De son côté, Aurélie était prête, elle aussi. Son objectif était de convaincre Jean-François, le nouveau patron de droit divin, de ne rien changer à l’organisation actuelle. Mais elle ne voulait surtout pas le brusquer.

— Bonjour Jean-François.

Dans l’entreprise, les gens des ateliers appelaient le fils Combes « Monsieur Combes » ou, pour les plus anciens « Monsieur Jean-François », mais ceux qui travaillaient dans les bureaux l’appelaient Jean-François, à part sa propre secrétaire dont il avait souhaité qu’elle l’appelle Monsieur.

— Bonjour Aurélie. Asseyez-vous, je vous prie.

— J’ai beaucoup pensé à vous pendant ce weekend, vous savez ? Ça a dû être difficile pour vous. Votre père était un homme tellement…, comment dire… tellement…

Aurélie était sincèrement émue. Après tout, Bernard Combes avait été son mentor et son amant depuis ses débuts dans la société. Elle l’avait bien aimé, Bernard.

— Je sais, Aurélie, je sais, dit Jean-François d’un air sévère. Toute la famille sait ce qui vous unissait à mon père. Ma mère m’en parlait encore hier soir.

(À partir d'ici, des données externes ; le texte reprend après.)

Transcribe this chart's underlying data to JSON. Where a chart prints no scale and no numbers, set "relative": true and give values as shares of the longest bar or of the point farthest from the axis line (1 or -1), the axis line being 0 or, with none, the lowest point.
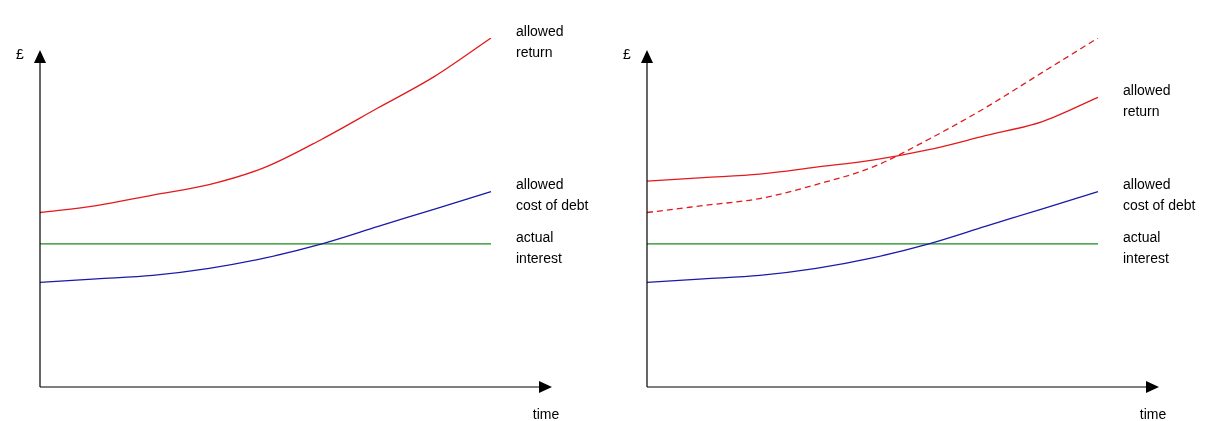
{
  "chart_data": [
    {
      "type": "line",
      "relative": true,
      "marker": "none",
      "ylabel": "£",
      "xlabel": "time",
      "categories": [
        null,
        null,
        null,
        null,
        null,
        null,
        null,
        null,
        null
      ],
      "series": [
        {
          "name": "allowed return",
          "color": "#e31a1c",
          "values": [
            0.5,
            0.52,
            0.55,
            0.58,
            0.63,
            0.71,
            0.8,
            0.89,
            1.0
          ]
        },
        {
          "name": "allowed cost of debt",
          "color": "#1a1aaa",
          "values": [
            0.3,
            0.31,
            0.32,
            0.34,
            0.37,
            0.41,
            0.46,
            0.51,
            0.56
          ]
        },
        {
          "name": "actual interest",
          "color": "#1a8c1a",
          "values": [
            0.41,
            0.41,
            0.41,
            0.41,
            0.41,
            0.41,
            0.41,
            0.41,
            0.41
          ]
        }
      ]
    },
    {
      "type": "line",
      "relative": true,
      "marker": "none",
      "ylabel": "£",
      "xlabel": "time",
      "categories": [
        null,
        null,
        null,
        null,
        null,
        null,
        null,
        null,
        null
      ],
      "series": [
        {
          "line_style": "dashed",
          "color": "#e31a1c",
          "values": [
            0.5,
            0.52,
            0.54,
            0.58,
            0.63,
            0.71,
            0.8,
            0.9,
            1.0
          ]
        },
        {
          "name": "allowed return",
          "color": "#e31a1c",
          "values": [
            0.59,
            0.6,
            0.61,
            0.63,
            0.65,
            0.68,
            0.72,
            0.76,
            0.83
          ]
        },
        {
          "name": "allowed cost of debt",
          "color": "#1a1aaa",
          "values": [
            0.3,
            0.31,
            0.32,
            0.34,
            0.37,
            0.41,
            0.46,
            0.51,
            0.56
          ]
        },
        {
          "name": "actual interest",
          "color": "#1a8c1a",
          "values": [
            0.41,
            0.41,
            0.41,
            0.41,
            0.41,
            0.41,
            0.41,
            0.41,
            0.41
          ]
        }
      ]
    }
  ]
}
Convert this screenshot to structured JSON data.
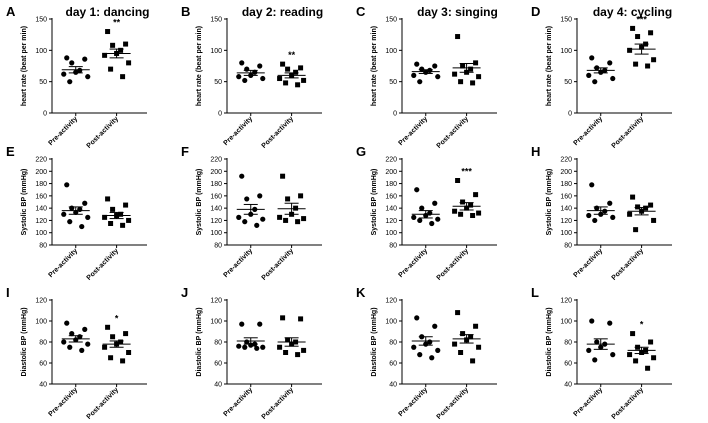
{
  "chart_data": [
    {
      "letter": "A",
      "title": "day 1: dancing",
      "type": "scatter",
      "ylabel": "heart rate (beat per min)",
      "ylim": [
        0,
        150
      ],
      "yticks": [
        0,
        50,
        100,
        150
      ],
      "categories": [
        "Pre-activity",
        "Post-activity"
      ],
      "series": [
        {
          "values": [
            88,
            86,
            80,
            68,
            65,
            62,
            58,
            50
          ]
        },
        {
          "values": [
            130,
            110,
            108,
            100,
            95,
            92,
            80,
            70,
            58
          ]
        }
      ],
      "means": [
        69,
        95
      ],
      "sem": [
        5,
        7
      ],
      "significance": "**"
    },
    {
      "letter": "B",
      "title": "day 2: reading",
      "type": "scatter",
      "ylabel": "heart rate (beat per min)",
      "ylim": [
        0,
        150
      ],
      "yticks": [
        0,
        50,
        100,
        150
      ],
      "categories": [
        "Pre-activity",
        "Post-activity"
      ],
      "series": [
        {
          "values": [
            80,
            75,
            70,
            65,
            60,
            58,
            55,
            52
          ]
        },
        {
          "values": [
            78,
            72,
            70,
            65,
            60,
            55,
            52,
            48,
            45
          ]
        }
      ],
      "means": [
        64,
        60
      ],
      "sem": [
        4,
        4
      ],
      "significance": "**"
    },
    {
      "letter": "C",
      "title": "day 3: singing",
      "type": "scatter",
      "ylabel": "heart rate (beat per min)",
      "ylim": [
        0,
        150
      ],
      "yticks": [
        0,
        50,
        100,
        150
      ],
      "categories": [
        "Pre-activity",
        "Post-activity"
      ],
      "series": [
        {
          "values": [
            78,
            75,
            70,
            68,
            65,
            60,
            58,
            50
          ]
        },
        {
          "values": [
            122,
            80,
            75,
            70,
            65,
            62,
            58,
            50,
            48
          ]
        }
      ],
      "means": [
        66,
        72
      ],
      "sem": [
        3,
        7
      ],
      "significance": ""
    },
    {
      "letter": "D",
      "title": "day 4: cycling",
      "type": "scatter",
      "ylabel": "heart rate (beat per min)",
      "ylim": [
        0,
        150
      ],
      "yticks": [
        0,
        50,
        100,
        150
      ],
      "categories": [
        "Pre-activity",
        "Post-activity"
      ],
      "series": [
        {
          "values": [
            88,
            80,
            72,
            68,
            65,
            60,
            55,
            50
          ]
        },
        {
          "values": [
            135,
            128,
            122,
            110,
            105,
            100,
            85,
            78,
            75
          ]
        }
      ],
      "means": [
        68,
        102
      ],
      "sem": [
        4,
        8
      ],
      "significance": "***"
    },
    {
      "letter": "E",
      "title": "",
      "type": "scatter",
      "ylabel": "Systolic BP (mmHg)",
      "ylim": [
        80,
        220
      ],
      "yticks": [
        80,
        100,
        120,
        140,
        160,
        180,
        200,
        220
      ],
      "categories": [
        "Pre-activity",
        "Post-activity"
      ],
      "series": [
        {
          "values": [
            178,
            148,
            140,
            138,
            133,
            130,
            125,
            118,
            110
          ]
        },
        {
          "values": [
            155,
            145,
            138,
            130,
            128,
            125,
            120,
            115,
            112
          ]
        }
      ],
      "means": [
        136,
        128
      ],
      "sem": [
        6,
        5
      ],
      "significance": ""
    },
    {
      "letter": "F",
      "title": "",
      "type": "scatter",
      "ylabel": "Systolic BP (mmHg)",
      "ylim": [
        80,
        220
      ],
      "yticks": [
        80,
        100,
        120,
        140,
        160,
        180,
        200,
        220
      ],
      "categories": [
        "Pre-activity",
        "Post-activity"
      ],
      "series": [
        {
          "values": [
            192,
            160,
            155,
            138,
            130,
            125,
            122,
            118,
            112
          ]
        },
        {
          "values": [
            192,
            160,
            155,
            140,
            130,
            125,
            123,
            120,
            118
          ]
        }
      ],
      "means": [
        138,
        139
      ],
      "sem": [
        8,
        9
      ],
      "significance": ""
    },
    {
      "letter": "G",
      "title": "",
      "type": "scatter",
      "ylabel": "Systolic BP (mmHg)",
      "ylim": [
        80,
        220
      ],
      "yticks": [
        80,
        100,
        120,
        140,
        160,
        180,
        200,
        220
      ],
      "categories": [
        "Pre-activity",
        "Post-activity"
      ],
      "series": [
        {
          "values": [
            170,
            148,
            140,
            132,
            128,
            125,
            122,
            120,
            115
          ]
        },
        {
          "values": [
            185,
            162,
            150,
            145,
            140,
            135,
            132,
            130,
            128
          ]
        }
      ],
      "means": [
        130,
        143
      ],
      "sem": [
        6,
        6
      ],
      "significance": "***"
    },
    {
      "letter": "H",
      "title": "",
      "type": "scatter",
      "ylabel": "Systolic BP (mmHg)",
      "ylim": [
        80,
        220
      ],
      "yticks": [
        80,
        100,
        120,
        140,
        160,
        180,
        200,
        220
      ],
      "categories": [
        "Pre-activity",
        "Post-activity"
      ],
      "series": [
        {
          "values": [
            178,
            148,
            140,
            135,
            130,
            128,
            125,
            120
          ]
        },
        {
          "values": [
            158,
            145,
            142,
            140,
            135,
            130,
            120,
            105
          ]
        }
      ],
      "means": [
        136,
        135
      ],
      "sem": [
        6,
        6
      ],
      "significance": ""
    },
    {
      "letter": "I",
      "title": "",
      "type": "scatter",
      "ylabel": "Diastolic BP (mmHg)",
      "ylim": [
        40,
        120
      ],
      "yticks": [
        40,
        60,
        80,
        100,
        120
      ],
      "categories": [
        "Pre-activity",
        "Post-activity"
      ],
      "series": [
        {
          "values": [
            98,
            92,
            88,
            85,
            82,
            80,
            78,
            75,
            72
          ]
        },
        {
          "values": [
            94,
            88,
            85,
            80,
            78,
            75,
            70,
            65,
            62
          ]
        }
      ],
      "means": [
        83,
        78
      ],
      "sem": [
        3,
        3
      ],
      "significance": "*"
    },
    {
      "letter": "J",
      "title": "",
      "type": "scatter",
      "ylabel": "Diastolic BP (mmHg)",
      "ylim": [
        40,
        120
      ],
      "yticks": [
        40,
        60,
        80,
        100,
        120
      ],
      "categories": [
        "Pre-activity",
        "Post-activity"
      ],
      "series": [
        {
          "values": [
            97,
            97,
            80,
            78,
            77,
            76,
            75,
            75,
            74
          ]
        },
        {
          "values": [
            103,
            102,
            82,
            80,
            78,
            75,
            72,
            70,
            68
          ]
        }
      ],
      "means": [
        81,
        80
      ],
      "sem": [
        3,
        4
      ],
      "significance": ""
    },
    {
      "letter": "K",
      "title": "",
      "type": "scatter",
      "ylabel": "Diastolic BP (mmHg)",
      "ylim": [
        40,
        120
      ],
      "yticks": [
        40,
        60,
        80,
        100,
        120
      ],
      "categories": [
        "Pre-activity",
        "Post-activity"
      ],
      "series": [
        {
          "values": [
            103,
            95,
            85,
            80,
            78,
            75,
            72,
            68,
            65
          ]
        },
        {
          "values": [
            108,
            95,
            88,
            85,
            82,
            78,
            75,
            70,
            62
          ]
        }
      ],
      "means": [
        81,
        83
      ],
      "sem": [
        4,
        4
      ],
      "significance": ""
    },
    {
      "letter": "L",
      "title": "",
      "type": "scatter",
      "ylabel": "Diastolic BP (mmHg)",
      "ylim": [
        40,
        120
      ],
      "yticks": [
        40,
        60,
        80,
        100,
        120
      ],
      "categories": [
        "Pre-activity",
        "Post-activity"
      ],
      "series": [
        {
          "values": [
            100,
            98,
            80,
            78,
            75,
            72,
            68,
            63
          ]
        },
        {
          "values": [
            88,
            80,
            75,
            72,
            70,
            68,
            65,
            62,
            55
          ]
        }
      ],
      "means": [
        78,
        72
      ],
      "sem": [
        5,
        3
      ],
      "significance": "*"
    }
  ]
}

Jean-François fut assez satisfait de sa réponse improvisée. Elle mettait la jeune femme dans une situation délicate et donc en position d’infériorité pour la négociation à venir. Parce que Jean-François était persuadé qu’Aurélie venait le supplier de ne pas la licencier. Tout en parlant, il avait rabattu d’un coup sec l’écran de son PC et s’était renversé dans le fauteuil de son père. Il poursuivit :

— Bien ! Qu’est-ce que je peux faire pour vous, Mademoiselle Millon.

Pas mal, le « Mademoiselle Millon », glacial à souhait ! Elle devait être dans ses petits souliers, la pauvre petite.